To try to design the forest pathway from scratch, to aim consciously at recreating these naturally evolved orally-transmitted forms, seems a fool's errand. But again, the target is so inviting, because the music is so bewitching, words and music and rhythm and attitude all together. So who you calling fool? Writers like Gillian Welch and Norman Blake have hit gold by letting pre-copyright music by poor Americans inspire and steer them. Though it's not a big focus of this next record, I'm enjoying a little play with that method as well, because I guess, beneath the fancy talk and justifications, that kind of music is just floating my boat more than "I Got Rhythm," at this moment.




5 comments
Statistics are rarely wrong. I too have always felt that Revenge was a far better record than Very Best Of. Lol.
Enjoyed this muchly, by the way. Shared it with another musician friend of mine, too.
Man, I love Robbie's blog. I've also shared many entries with fellow musicians. I love the analogy of the architect. But sometimes you want your songs to sound like the architecture of a fun house at the fair - uninviting, a bit off, uneasy feeling. Tutti Frutti may not have a nice foyer - but there's a great room up stairs for fucking!

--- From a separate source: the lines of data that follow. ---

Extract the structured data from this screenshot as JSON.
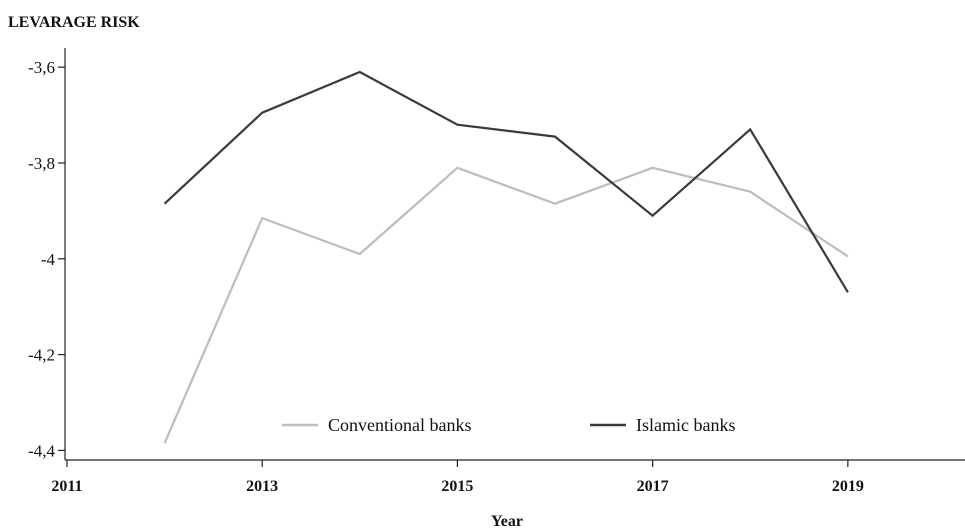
{
  "chart_data": {
    "type": "line",
    "title": "LEVARAGE RISK",
    "xlabel": "Year",
    "ylabel": "",
    "xlim": [
      2010.98,
      2020.2
    ],
    "ylim": [
      -4.42,
      -3.56
    ],
    "xticks": [
      2011,
      2013,
      2015,
      2017,
      2019
    ],
    "xtick_labels": [
      "2011",
      "2013",
      "2015",
      "2017",
      "2019"
    ],
    "yticks": [
      -3.6,
      -3.8,
      -4.0,
      -4.2,
      -4.4
    ],
    "ytick_labels": [
      "-3,6",
      "-3,8",
      "-4",
      "-4,2",
      "-4,4"
    ],
    "grid": false,
    "legend": "bottom-center",
    "series": [
      {
        "name": "Conventional banks",
        "color": "#bdbdbd",
        "x": [
          2012,
          2013,
          2014,
          2015,
          2016,
          2017,
          2018,
          2019
        ],
        "y": [
          -4.385,
          -3.915,
          -3.99,
          -3.81,
          -3.885,
          -3.81,
          -3.86,
          -3.995
        ]
      },
      {
        "name": "Islamic banks",
        "color": "#3a3a3a",
        "x": [
          2012,
          2013,
          2014,
          2015,
          2016,
          2017,
          2018,
          2019
        ],
        "y": [
          -3.885,
          -3.695,
          -3.61,
          -3.72,
          -3.745,
          -3.91,
          -3.73,
          -4.07
        ]
      }
    ]
  }
}
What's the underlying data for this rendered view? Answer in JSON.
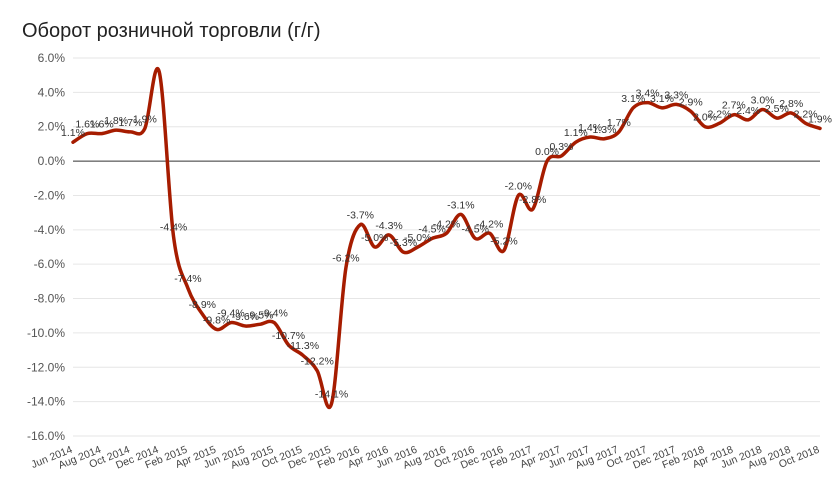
{
  "chart_data": {
    "type": "line",
    "title": "Оборот розничной торговли (г/г)",
    "xlabel": "",
    "ylabel": "",
    "ylim": [
      -16,
      6
    ],
    "y_ticks": [
      "6.0%",
      "4.0%",
      "2.0%",
      "0.0%",
      "-2.0%",
      "-4.0%",
      "-6.0%",
      "-8.0%",
      "-10.0%",
      "-12.0%",
      "-14.0%",
      "-16.0%"
    ],
    "x_tick_labels": [
      "Jun 2014",
      "Aug 2014",
      "Oct 2014",
      "Dec 2014",
      "Feb 2015",
      "Apr 2015",
      "Jun 2015",
      "Aug 2015",
      "Oct 2015",
      "Dec 2015",
      "Feb 2016",
      "Apr 2016",
      "Jun 2016",
      "Aug 2016",
      "Oct 2016",
      "Dec 2016",
      "Feb 2017",
      "Apr 2017",
      "Jun 2017",
      "Aug 2017",
      "Oct 2017",
      "Dec 2017",
      "Feb 2018",
      "Apr 2018",
      "Jun 2018",
      "Aug 2018",
      "Oct 2018"
    ],
    "grid": true,
    "legend": "none",
    "line_color": "#a61c00",
    "series": [
      {
        "values": [
          1.1,
          1.6,
          1.6,
          1.8,
          1.7,
          1.9,
          5.2,
          -4.4,
          -7.4,
          -8.9,
          -9.8,
          -9.4,
          -9.6,
          -9.5,
          -9.4,
          -10.7,
          -11.3,
          -12.2,
          -14.1,
          -6.2,
          -3.7,
          -5.0,
          -4.3,
          -5.3,
          -5.0,
          -4.5,
          -4.2,
          -3.1,
          -4.5,
          -4.2,
          -5.2,
          -2.0,
          -2.8,
          0.0,
          0.3,
          1.1,
          1.4,
          1.3,
          1.7,
          3.1,
          3.4,
          3.1,
          3.3,
          2.9,
          2.0,
          2.2,
          2.7,
          2.4,
          3.0,
          2.5,
          2.8,
          2.2,
          1.9
        ],
        "labels": [
          "1.1%",
          "1.6%",
          "1.6%",
          "1.8%",
          "1.7%",
          "1.9%",
          "",
          "-4.4%",
          "-7.4%",
          "-8.9%",
          "-9.8%",
          "-9.4%",
          "-9.6%",
          "-9.5%",
          "-9.4%",
          "-10.7%",
          "-11.3%",
          "-12.2%",
          "-14.1%",
          "-6.2%",
          "-3.7%",
          "-5.0%",
          "-4.3%",
          "-5.3%",
          "-5.0%",
          "-4.5%",
          "-4.2%",
          "-3.1%",
          "-4.5%",
          "-4.2%",
          "-5.2%",
          "-2.0%",
          "-2.8%",
          "0.0%",
          "0.3%",
          "1.1%",
          "1.4%",
          "1.3%",
          "1.7%",
          "3.1%",
          "3.4%",
          "3.1%",
          "3.3%",
          "2.9%",
          "2.0%",
          "2.2%",
          "2.7%",
          "2.4%",
          "3.0%",
          "2.5%",
          "2.8%",
          "2.2%",
          "1.9%"
        ]
      }
    ]
  }
}
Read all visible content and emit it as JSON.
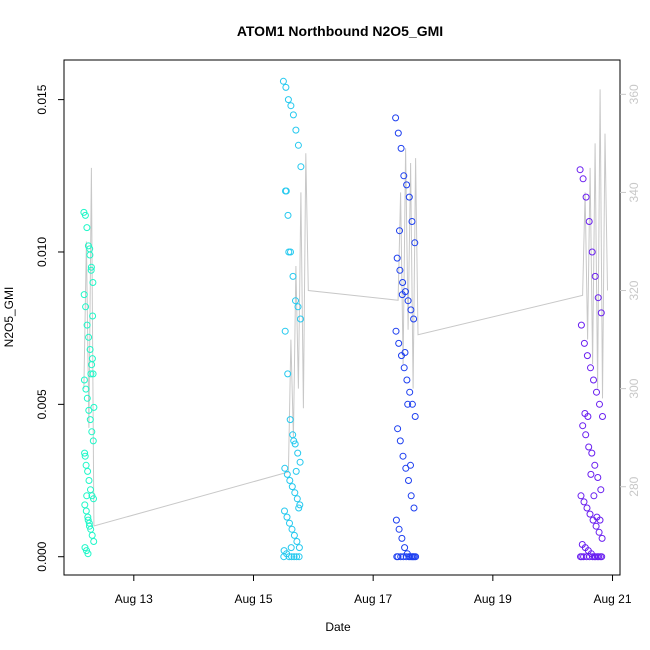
{
  "chart_data": {
    "type": "scatter",
    "title": "ATOM1 Northbound N2O5_GMI",
    "xlabel": "Date",
    "ylabel": "N2O5_GMI",
    "x_ticks": [
      "Aug 13",
      "Aug 15",
      "Aug 17",
      "Aug 19",
      "Aug 21"
    ],
    "y_ticks": [
      "0.000",
      "0.005",
      "0.010",
      "0.015"
    ],
    "y2_ticks": [
      "280",
      "300",
      "320",
      "340",
      "360"
    ],
    "xlim": [
      "2016-08-11 20:00",
      "2016-08-21 03:00"
    ],
    "ylim": [
      -0.0006,
      0.0163
    ],
    "y2lim": [
      262,
      367
    ],
    "y2_color": "#c8c8c8",
    "grid": false,
    "legend": "none",
    "series": [
      {
        "color": "#1ef7c8",
        "x_range": [
          "2016-08-12 04:00",
          "2016-08-12 08:00"
        ],
        "values": [
          0.0113,
          0.0112,
          0.0108,
          0.0102,
          0.0099,
          0.0095,
          0.009,
          0.0086,
          0.0082,
          0.0076,
          0.0072,
          0.0068,
          0.0063,
          0.006,
          0.0058,
          0.0055,
          0.0052,
          0.0048,
          0.0045,
          0.0041,
          0.0038,
          0.0034,
          0.003,
          0.0028,
          0.0025,
          0.0022,
          0.002,
          0.0019,
          0.0017,
          0.0015,
          0.0013,
          0.0011,
          0.0009,
          0.0007,
          0.0005,
          0.0003,
          0.0002,
          0.0001,
          0.001,
          0.006,
          0.0065,
          0.0049,
          0.0033,
          0.002,
          0.0012,
          0.0101,
          0.0094,
          0.0079
        ]
      },
      {
        "color": "#25c9ef",
        "x_range": [
          "2016-08-15 12:00",
          "2016-08-15 19:00"
        ],
        "values": [
          0.0156,
          0.0154,
          0.015,
          0.0148,
          0.0145,
          0.014,
          0.0135,
          0.0128,
          0.012,
          0.0112,
          0.01,
          0.0092,
          0.0084,
          0.0082,
          0.0078,
          0.0074,
          0.006,
          0.0045,
          0.004,
          0.0037,
          0.0034,
          0.0031,
          0.0029,
          0.0027,
          0.0025,
          0.0023,
          0.0021,
          0.0019,
          0.0017,
          0.0015,
          0.0013,
          0.0011,
          0.0009,
          0.0007,
          0.0005,
          0.0003,
          0.0002,
          0.0001,
          0.0,
          0.0,
          0.0,
          0.0,
          0.0,
          0.0,
          0.012,
          0.01,
          0.0003,
          0.0038,
          0.0028,
          0.0016
        ]
      },
      {
        "color": "#1d3ff0",
        "x_range": [
          "2016-08-17 09:00",
          "2016-08-17 17:00"
        ],
        "values": [
          0.0144,
          0.0139,
          0.0134,
          0.0125,
          0.0122,
          0.0118,
          0.011,
          0.0103,
          0.0098,
          0.0094,
          0.009,
          0.0087,
          0.0084,
          0.0081,
          0.0078,
          0.0074,
          0.007,
          0.0066,
          0.0062,
          0.0058,
          0.0054,
          0.005,
          0.0046,
          0.0042,
          0.0038,
          0.0033,
          0.0029,
          0.0025,
          0.002,
          0.0016,
          0.0012,
          0.0009,
          0.0006,
          0.0003,
          0.0001,
          0.0,
          0.0,
          0.0,
          0.0,
          0.0,
          0.0,
          0.0,
          0.0,
          0.0,
          0.0,
          0.0,
          0.0107,
          0.0086,
          0.0067,
          0.005,
          0.003,
          0.0
        ]
      },
      {
        "color": "#6a1ff0",
        "x_range": [
          "2016-08-20 11:00",
          "2016-08-20 20:00"
        ],
        "values": [
          0.0127,
          0.0124,
          0.0118,
          0.011,
          0.01,
          0.0092,
          0.0085,
          0.008,
          0.0076,
          0.007,
          0.0066,
          0.0062,
          0.0058,
          0.0054,
          0.005,
          0.0046,
          0.0043,
          0.004,
          0.0036,
          0.0034,
          0.003,
          0.0026,
          0.0022,
          0.002,
          0.0018,
          0.0016,
          0.0014,
          0.0012,
          0.001,
          0.0008,
          0.0006,
          0.0004,
          0.0003,
          0.0002,
          0.0001,
          0.0,
          0.0,
          0.0,
          0.0,
          0.0,
          0.0,
          0.0,
          0.0,
          0.0,
          0.0,
          0.0,
          0.0,
          0.0047,
          0.0046,
          0.0027,
          0.002,
          0.0013,
          0.0012
        ]
      }
    ],
    "secondary_line": {
      "color": "#c8c8c8",
      "points": [
        [
          "2016-08-12 04:00",
          300
        ],
        [
          "2016-08-12 05:00",
          330
        ],
        [
          "2016-08-12 06:00",
          292
        ],
        [
          "2016-08-12 07:00",
          345
        ],
        [
          "2016-08-12 08:00",
          272
        ],
        [
          "2016-08-15 14:00",
          283
        ],
        [
          "2016-08-15 15:00",
          310
        ],
        [
          "2016-08-15 16:00",
          290
        ],
        [
          "2016-08-15 17:00",
          325
        ],
        [
          "2016-08-15 18:00",
          300
        ],
        [
          "2016-08-15 19:00",
          340
        ],
        [
          "2016-08-15 20:00",
          296
        ],
        [
          "2016-08-15 21:00",
          348
        ],
        [
          "2016-08-15 22:00",
          320
        ],
        [
          "2016-08-17 10:00",
          318
        ],
        [
          "2016-08-17 11:00",
          340
        ],
        [
          "2016-08-17 12:00",
          305
        ],
        [
          "2016-08-17 13:00",
          349
        ],
        [
          "2016-08-17 14:00",
          312
        ],
        [
          "2016-08-17 15:00",
          346
        ],
        [
          "2016-08-17 16:00",
          300
        ],
        [
          "2016-08-17 17:00",
          347
        ],
        [
          "2016-08-17 18:00",
          311
        ],
        [
          "2016-08-20 12:00",
          319
        ],
        [
          "2016-08-20 13:00",
          340
        ],
        [
          "2016-08-20 14:00",
          310
        ],
        [
          "2016-08-20 15:00",
          345
        ],
        [
          "2016-08-20 16:00",
          305
        ],
        [
          "2016-08-20 17:00",
          350
        ],
        [
          "2016-08-20 18:00",
          300
        ],
        [
          "2016-08-20 19:00",
          361
        ],
        [
          "2016-08-20 20:00",
          298
        ],
        [
          "2016-08-20 21:00",
          352
        ],
        [
          "2016-08-20 22:00",
          320
        ]
      ]
    }
  }
}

I just climbed up to the front porch because I wanted to cover "Let's Kill Saturday Night." Now I'm not sure if I even want to ring the bell.
Robbie,
I'm at the age when I wonder if I'm the only person left who remembers Dick Clark interviewing kids on American Bandstand:
"Did you like that song?"
"Yeah, it's got a good beat and I can dance to it."
That's the ticket.
And when are you coming to St. Louis, deadbeat?